How long does it take to complete a free cloud computing course?

The major beginner courses (AWS Cloud Practitioner Essentials, AZ-900 learning path, Google Cloud Fundamentals) each run roughly 6–12 hours of content. At a few hours per week, most people complete them in 2–4 weeks. Dedicated study can finish them in a weekend. The hands-on practice and exam prep are separate from the course itself and typically take longer.

Do free cloud computing courses include hands-on labs?

Some do. Google Cloud Skills Boost includes free labs with real GCP environments. Microsoft Learn has Azure sandboxes that don't require a credit card. AWS Skill Builder's free tier is mostly video-based—hands-on labs require a paid subscription or you set up your own AWS Free Tier account. edX and Coursera free audits generally don't include graded labs.

What's the difference between cloud computing courses on AWS, Azure, and Google Cloud?
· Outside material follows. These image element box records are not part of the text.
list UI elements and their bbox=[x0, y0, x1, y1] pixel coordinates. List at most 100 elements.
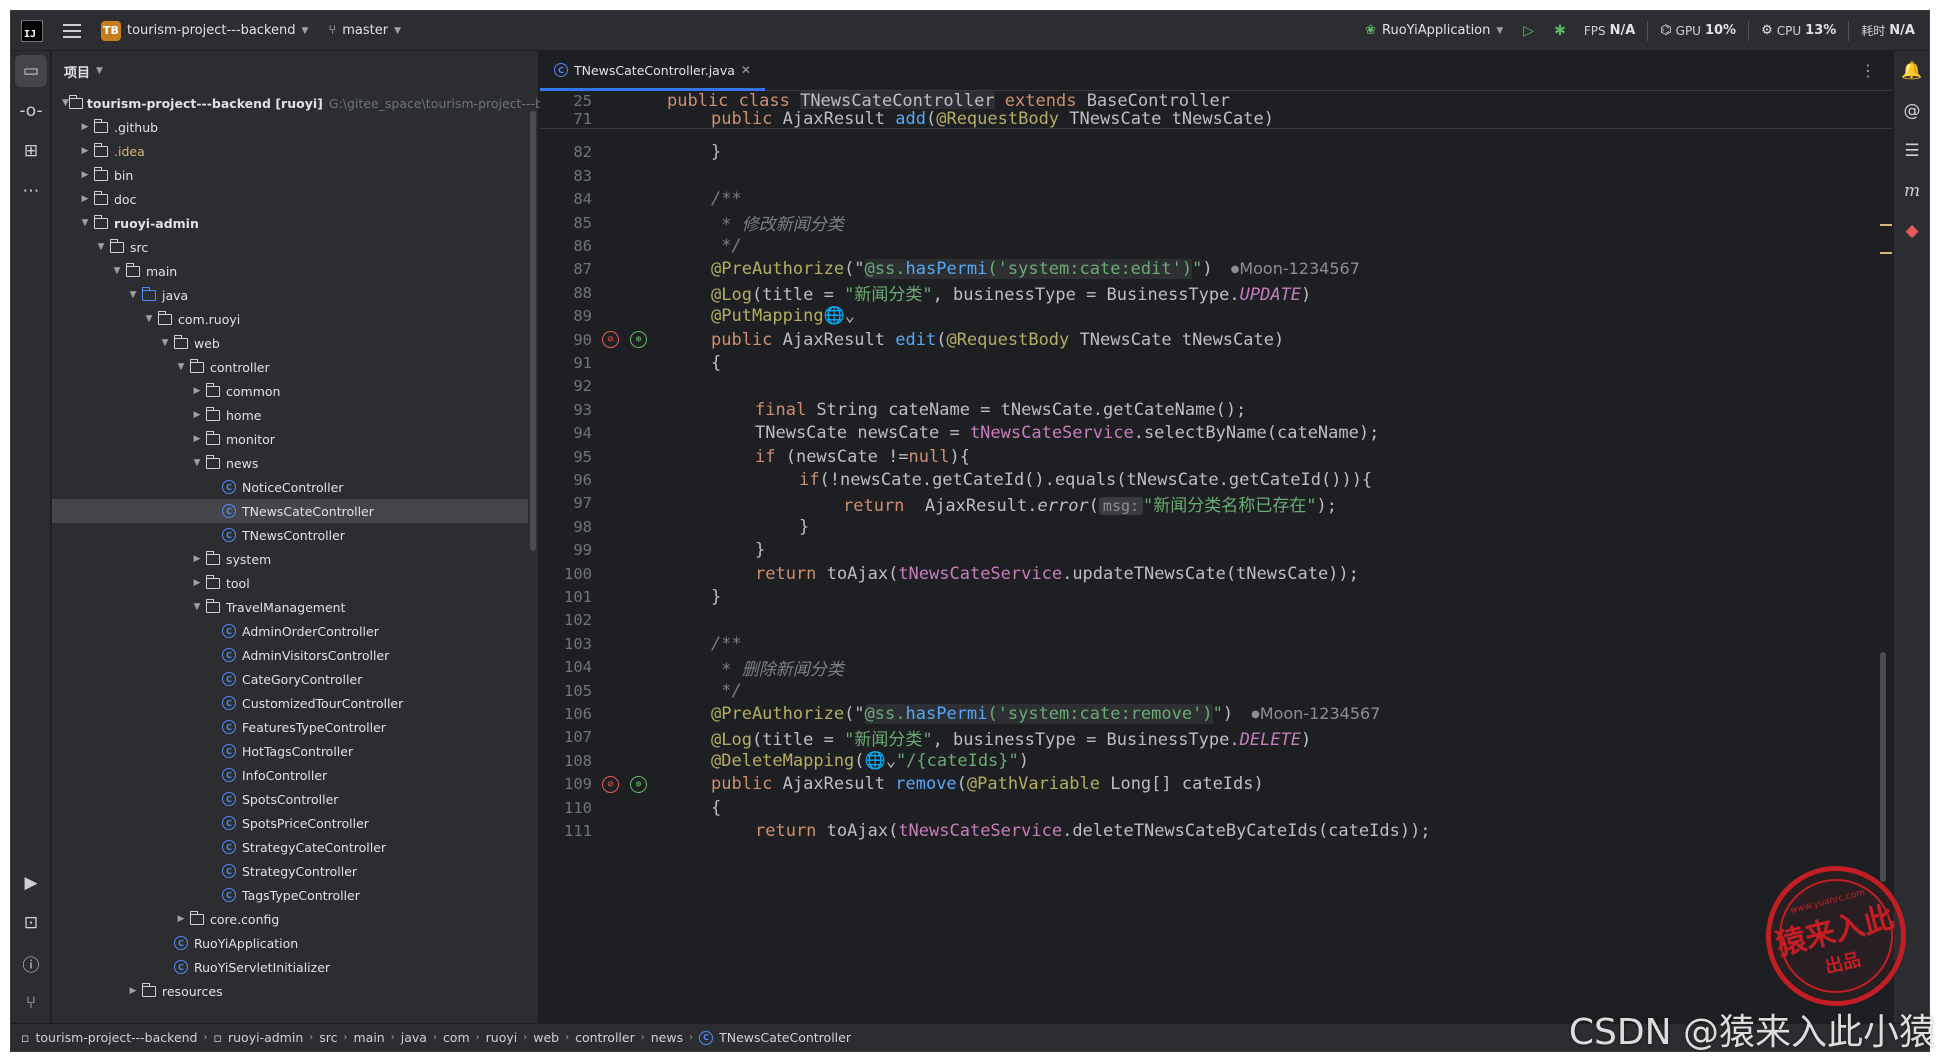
gutter[interactable] bbox=[592, 515, 667, 538]
tree-item[interactable]: ▶ system bbox=[52, 547, 538, 571]
tree-item[interactable]: C CustomizedTourController bbox=[52, 691, 538, 715]
tree-item[interactable]: ▼ web bbox=[52, 331, 538, 355]
gutter[interactable] bbox=[592, 422, 667, 445]
breadcrumb-item[interactable]: news bbox=[651, 1030, 683, 1045]
gutter[interactable] bbox=[592, 632, 667, 655]
gutter[interactable] bbox=[592, 585, 667, 608]
tab-tnewscatecontroller[interactable]: C TNewsCateController.java ✕ bbox=[540, 50, 765, 91]
chevron-right-icon[interactable]: ▶ bbox=[78, 122, 92, 132]
tree-item[interactable]: ▶ .github bbox=[52, 115, 538, 139]
tree-item[interactable]: C FeaturesTypeController bbox=[52, 715, 538, 739]
gutter[interactable] bbox=[592, 234, 667, 257]
tree-item[interactable]: C RuoYiApplication bbox=[52, 931, 538, 955]
code-line[interactable]: 86 */ bbox=[540, 234, 1892, 257]
terminal-tool-button[interactable]: ⊡ bbox=[11, 903, 51, 943]
notifications-button[interactable]: 🔔 bbox=[1894, 51, 1929, 91]
chevron-right-icon[interactable]: ▶ bbox=[174, 914, 188, 924]
services-tool-button[interactable]: ▶ bbox=[11, 863, 51, 903]
tree-item[interactable]: ▶ common bbox=[52, 379, 538, 403]
code-line[interactable]: 99} bbox=[540, 539, 1892, 562]
breadcrumb-item[interactable]: TNewsCateController bbox=[719, 1030, 851, 1045]
gutter[interactable] bbox=[592, 492, 667, 515]
gutter[interactable] bbox=[592, 305, 667, 328]
tree-item[interactable]: C NoticeController bbox=[52, 475, 538, 499]
code-line[interactable]: 101} bbox=[540, 585, 1892, 608]
gutter[interactable] bbox=[592, 141, 667, 164]
code-line[interactable]: 98} bbox=[540, 515, 1892, 538]
code-line[interactable]: 111 return toAjax(tNewsCateService.delete… bbox=[540, 819, 1892, 842]
tree-item[interactable]: ▼ controller bbox=[52, 355, 538, 379]
gutter[interactable] bbox=[592, 188, 667, 211]
mapping-endpoint-icon[interactable]: ⊘ bbox=[602, 775, 619, 793]
chevron-right-icon[interactable]: ▶ bbox=[190, 410, 204, 420]
problems-tool-button[interactable]: ⓘ bbox=[11, 943, 51, 983]
code-author-hint[interactable]: Moon-1234567 bbox=[1231, 259, 1360, 278]
chevron-right-icon[interactable]: ▶ bbox=[190, 386, 204, 396]
tree-item[interactable]: ▶ core.config bbox=[52, 907, 538, 931]
chevron-right-icon[interactable]: ▶ bbox=[78, 146, 92, 156]
tree-item[interactable]: C StrategyCateController bbox=[52, 835, 538, 859]
chevron-right-icon[interactable]: ▶ bbox=[190, 554, 204, 564]
gutter[interactable] bbox=[592, 211, 667, 234]
tree-item[interactable]: C HotTagsController bbox=[52, 739, 538, 763]
gutter[interactable] bbox=[592, 398, 667, 421]
gutter[interactable] bbox=[592, 445, 667, 468]
gutter[interactable] bbox=[592, 351, 667, 374]
chevron-down-icon[interactable]: ▼ bbox=[174, 362, 188, 372]
gutter[interactable] bbox=[592, 562, 667, 585]
project-tool-button[interactable]: ▭ bbox=[15, 55, 47, 87]
breadcrumb-item[interactable]: tourism-project---backend bbox=[35, 1030, 197, 1045]
code-author-hint[interactable]: Moon-1234567 bbox=[1251, 704, 1380, 723]
gutter[interactable] bbox=[592, 819, 667, 842]
code-line[interactable]: 103 /** bbox=[540, 632, 1892, 655]
maven-button[interactable]: m bbox=[1894, 171, 1929, 211]
database-button[interactable]: ☰ bbox=[1894, 131, 1929, 171]
chevron-down-icon[interactable]: ▼ bbox=[126, 290, 140, 300]
tree-item[interactable]: C TagsTypeController bbox=[52, 883, 538, 907]
tree-item[interactable]: C SpotsController bbox=[52, 787, 538, 811]
chevron-down-icon[interactable]: ▼ bbox=[190, 602, 204, 612]
gutter[interactable] bbox=[592, 164, 667, 187]
chevron-right-icon[interactable]: ▶ bbox=[190, 578, 204, 588]
breadcrumb-item[interactable]: java bbox=[401, 1030, 427, 1045]
breadcrumb-item[interactable]: com bbox=[443, 1030, 470, 1045]
code-line[interactable]: 91 { bbox=[540, 351, 1892, 374]
gutter[interactable] bbox=[592, 109, 667, 128]
gutter[interactable] bbox=[592, 702, 667, 725]
tree-item[interactable]: ▼ src bbox=[52, 235, 538, 259]
code-line[interactable]: 96 if(!newsCate.getCateId().equals(tNewsC… bbox=[540, 468, 1892, 491]
gutter[interactable]: ⊘ ⊕ bbox=[592, 773, 667, 796]
tree-item[interactable]: C CateGoryController bbox=[52, 667, 538, 691]
plugin-button[interactable]: ◆ bbox=[1894, 211, 1929, 251]
tree-item[interactable]: ▼ java bbox=[52, 283, 538, 307]
code-line[interactable]: 25 public class TNewsCateController exten… bbox=[540, 90, 1892, 111]
chevron-down-icon[interactable]: ▼ bbox=[62, 98, 69, 108]
tree-item[interactable]: C StrategyController bbox=[52, 859, 538, 883]
close-icon[interactable]: ✕ bbox=[741, 63, 751, 77]
gutter[interactable] bbox=[592, 375, 667, 398]
mapping-endpoint-icon[interactable]: ⊘ bbox=[602, 331, 619, 348]
gutter[interactable]: ⊘ ⊕ bbox=[592, 328, 667, 351]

Each provider's free courses are optimized to teach their own platform and terminology. AWS training assumes you'll take AWS certifications; Microsoft Learn leads toward Azure certs; Google Cloud Skills Boost targets GCP credentials. The underlying concepts (compute, storage, networking, IAM, scaling) are nearly identical across platforms—the differences are service names and console interfaces. Start with whichever provider is most prevalent in your target job market. In North America, AWS has the largest market share; in enterprise Microsoft shops, Azure is more relevant.

Bottom Line

The best free cloud computing courses are the ones the cloud providers publish themselves—AWS Skill Builder, Microsoft Learn, and Google Cloud Skills Boost—because they're designed to move you toward their certifications, and those certifications are what actually appear on hiring filters.

If you're starting from zero: do AWS Cloud Practitioner Essentials or Microsoft Learn's AZ-900 path first. Both are fully free, structured, and directly prep you for recognized entry-level certifications. Then decide whether to pay for the exam and which provider's ecosystem to focus on based on the jobs in your area.

Don't spend money on courses until you've exhausted the free options. The paid platforms have their advantages, but you can get surprisingly far on free material before any of that becomes necessary.